Last night many slept when they ought to have wept.
It was so with the rugged jailer of ancient Philippi. His hardened heart felt no pangs as he led his beaten, bloody prisoners into the dungeon. The Apostle Paul and his helper Silas were his newest charges.
Read the story in Acts 16. Verse 24 pictures the keeper adding to the misery of his suffering prisoners by clamping their feet in the stocks. Hymns of praise and prayers soon echo through the prison corridors, but the jailor cares not. He sleeps the sleep of the carless, the spiritually dead.
“Suddenly there was such a violent earthquake,” that rocks the very prison foundation. The doors stand ajar, and even the chains dangle freely on the prisoners’ limbs — the staples being loosed from the walls.
“The jailer woke up,” and he supposes the prisoners are escaped and in terror is about the commit suicide. He is like so many men who live without any vital spiritual life. They are helpless when God brings the earthquake or sounds the warning trumpet to sleeping conscience. Sins in all their ugliness march before the mind’s eye.
To escape, the jailor “would have killed himself.” Some men who would not think of suicide fly to vain pleasures, plunge themselves into business, struggle for popularity, or sink in the mires of intemperance. Anything to stop the troubling voice of God!
“Don’t harm yourself! We are all here!” is the word from the preachers in the prison.
Hear the strange word of the Philippian as he implores Paul and Silas, “Sirs, what must I do to be saved?” Possibly he has never before uttered such words. What has he ever cared about his sins!
Many there are who have joined the devil’s conspiracy of silence. They never talk of or think of being “saved.” The return of Jesus Christ to judge the world and establish the Kingdom is in the Bible (II Timothy 4:1) but it is not in their thoughts. But suddenly the tide of trouble rolls in and they are caught without God and without hope.
Now, a man trembling on the brink must have a definite answer. Paul’s answer was right to the point: “Believe in the Lord Jesus, and you will be saved—you and your household,” (verse 31). This is God’s way of salvation for you. If you would come to God and be right with Him, this is how you must come. No matter how weak, distraught, guilty you may be — COME! Note carefully the following:
I. SIMPLICITY OF THE WAY
Do not try a lot of house-cleaning, etc., first. God says you must believe. Sink or swim, you will now be resting your soul’s eternal welfare and destiny upon the Lord Jesus Christ. No longer will you be left standing upon your own reputation, you will believe INTO Him! That is, you call on him to be your Savior, and this One who died and rose again for you will be your Representative before the Great Throne.
Now, someone will say, “But that is too easy.” No, it is not easy. It cost Him His Life! Maybe you have even blasphemed God or utterly neglected Him.

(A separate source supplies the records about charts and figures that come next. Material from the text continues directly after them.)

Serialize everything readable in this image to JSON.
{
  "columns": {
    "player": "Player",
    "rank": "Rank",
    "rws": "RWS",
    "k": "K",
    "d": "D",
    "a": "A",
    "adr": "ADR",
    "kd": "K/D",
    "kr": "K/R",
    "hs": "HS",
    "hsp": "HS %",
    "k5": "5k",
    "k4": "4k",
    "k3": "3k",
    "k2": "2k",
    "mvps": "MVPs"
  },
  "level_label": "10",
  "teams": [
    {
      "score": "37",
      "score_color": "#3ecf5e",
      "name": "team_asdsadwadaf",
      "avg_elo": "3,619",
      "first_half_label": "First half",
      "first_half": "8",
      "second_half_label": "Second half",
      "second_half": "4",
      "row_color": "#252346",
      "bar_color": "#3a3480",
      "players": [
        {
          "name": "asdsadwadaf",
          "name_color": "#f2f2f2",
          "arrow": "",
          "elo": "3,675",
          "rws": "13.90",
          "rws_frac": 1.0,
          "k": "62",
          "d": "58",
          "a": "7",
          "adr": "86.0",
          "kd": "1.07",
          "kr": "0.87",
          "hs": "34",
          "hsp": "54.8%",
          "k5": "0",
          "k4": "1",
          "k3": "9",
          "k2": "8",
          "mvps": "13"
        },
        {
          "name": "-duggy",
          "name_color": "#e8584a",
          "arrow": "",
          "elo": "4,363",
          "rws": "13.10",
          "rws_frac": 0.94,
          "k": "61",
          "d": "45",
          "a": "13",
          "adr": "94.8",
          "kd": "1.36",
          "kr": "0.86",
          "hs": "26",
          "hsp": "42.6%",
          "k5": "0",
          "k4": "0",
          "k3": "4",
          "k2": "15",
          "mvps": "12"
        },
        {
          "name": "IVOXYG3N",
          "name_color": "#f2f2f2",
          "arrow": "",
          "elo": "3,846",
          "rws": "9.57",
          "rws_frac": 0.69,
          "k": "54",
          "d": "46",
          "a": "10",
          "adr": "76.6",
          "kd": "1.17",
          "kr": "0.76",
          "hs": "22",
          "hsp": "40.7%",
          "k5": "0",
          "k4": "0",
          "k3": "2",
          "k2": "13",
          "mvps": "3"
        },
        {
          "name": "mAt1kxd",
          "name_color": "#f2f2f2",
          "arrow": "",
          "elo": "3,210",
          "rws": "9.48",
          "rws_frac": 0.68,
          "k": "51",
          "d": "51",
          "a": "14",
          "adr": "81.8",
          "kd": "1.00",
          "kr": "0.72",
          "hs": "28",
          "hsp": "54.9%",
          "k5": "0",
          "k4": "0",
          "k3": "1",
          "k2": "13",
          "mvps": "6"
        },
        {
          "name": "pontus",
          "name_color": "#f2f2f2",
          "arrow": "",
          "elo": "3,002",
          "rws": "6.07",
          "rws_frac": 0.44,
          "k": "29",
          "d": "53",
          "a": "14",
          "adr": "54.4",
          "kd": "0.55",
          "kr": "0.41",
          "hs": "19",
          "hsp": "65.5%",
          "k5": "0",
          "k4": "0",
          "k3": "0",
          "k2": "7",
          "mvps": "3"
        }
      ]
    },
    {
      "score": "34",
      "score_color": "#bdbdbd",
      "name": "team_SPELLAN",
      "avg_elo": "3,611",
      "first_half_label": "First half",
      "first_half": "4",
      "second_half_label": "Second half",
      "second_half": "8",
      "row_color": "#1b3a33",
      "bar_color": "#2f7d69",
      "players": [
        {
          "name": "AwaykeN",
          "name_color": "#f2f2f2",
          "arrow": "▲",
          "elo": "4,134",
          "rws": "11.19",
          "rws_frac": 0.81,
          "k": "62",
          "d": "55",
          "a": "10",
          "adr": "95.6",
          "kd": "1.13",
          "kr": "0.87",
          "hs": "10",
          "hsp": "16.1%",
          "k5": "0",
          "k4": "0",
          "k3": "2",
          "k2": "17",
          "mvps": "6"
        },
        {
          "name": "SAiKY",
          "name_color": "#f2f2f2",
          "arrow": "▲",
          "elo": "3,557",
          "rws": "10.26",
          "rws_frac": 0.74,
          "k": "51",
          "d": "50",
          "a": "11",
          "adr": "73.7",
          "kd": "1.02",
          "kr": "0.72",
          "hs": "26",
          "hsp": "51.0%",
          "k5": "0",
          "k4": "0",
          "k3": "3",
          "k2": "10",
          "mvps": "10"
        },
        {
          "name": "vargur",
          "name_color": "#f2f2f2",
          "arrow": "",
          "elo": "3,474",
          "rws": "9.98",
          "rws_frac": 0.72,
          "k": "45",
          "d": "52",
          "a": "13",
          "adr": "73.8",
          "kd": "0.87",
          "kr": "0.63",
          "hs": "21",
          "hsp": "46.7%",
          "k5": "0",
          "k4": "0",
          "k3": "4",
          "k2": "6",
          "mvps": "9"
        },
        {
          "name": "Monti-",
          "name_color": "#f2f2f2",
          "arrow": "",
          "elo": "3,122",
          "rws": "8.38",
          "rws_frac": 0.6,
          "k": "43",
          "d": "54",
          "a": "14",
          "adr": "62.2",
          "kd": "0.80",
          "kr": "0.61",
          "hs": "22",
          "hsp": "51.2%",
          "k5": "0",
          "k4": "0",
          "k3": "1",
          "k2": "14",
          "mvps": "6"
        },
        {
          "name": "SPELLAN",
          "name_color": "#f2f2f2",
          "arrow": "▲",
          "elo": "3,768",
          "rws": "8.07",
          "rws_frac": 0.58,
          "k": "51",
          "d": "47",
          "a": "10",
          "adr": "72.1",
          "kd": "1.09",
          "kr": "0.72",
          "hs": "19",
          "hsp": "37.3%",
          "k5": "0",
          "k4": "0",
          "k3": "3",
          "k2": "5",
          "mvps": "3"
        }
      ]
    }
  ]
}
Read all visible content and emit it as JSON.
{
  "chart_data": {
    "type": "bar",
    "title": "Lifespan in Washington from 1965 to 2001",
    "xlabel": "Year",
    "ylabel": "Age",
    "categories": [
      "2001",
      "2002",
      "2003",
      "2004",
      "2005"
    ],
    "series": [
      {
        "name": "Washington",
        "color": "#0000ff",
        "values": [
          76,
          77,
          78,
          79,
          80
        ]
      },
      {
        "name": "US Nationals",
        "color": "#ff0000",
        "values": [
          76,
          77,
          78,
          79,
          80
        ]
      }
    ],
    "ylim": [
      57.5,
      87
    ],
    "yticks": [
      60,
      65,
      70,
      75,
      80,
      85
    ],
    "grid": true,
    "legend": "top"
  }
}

Remember how God in mercy saved and changed the blasphemous Saul unto the Apostle Paul. Read I Timothy 1:12-15. It is true that those who go on in sin will be lost, but it is also true that those who believe in the Lord Jesus Christ will be saved and all the past wiped clean, (I Corinthians 6:9-11).
II. SUFFICIENCY OF THE WAY
Those who believe in Christ WILL BE SAVED, according to our text. This is because the Savior bore OUR sins in His body on the cross, (I Peter 2:24). What more needs to be done? How can we doubt!
Look what happened in the jailor’s life. The next verses picture his washing the stripes of the apostles. The prisoners became his guests. (So it always is when one is truly converted. His circle of friends is changed!) The scowl is changed to joy. Unbelief to belief. He is a new husband and father. “Therefore, if anyone is in Christ, the new creation has come: The old has gone, the new is here!” (II Corinthians 5:17).
You who read these words, have you personally believed in Jesus Christ? Open your heart to Him just now in prayer. Seek Him while He may be found.
“Believe in the Lord Jesus, and you will be saved.”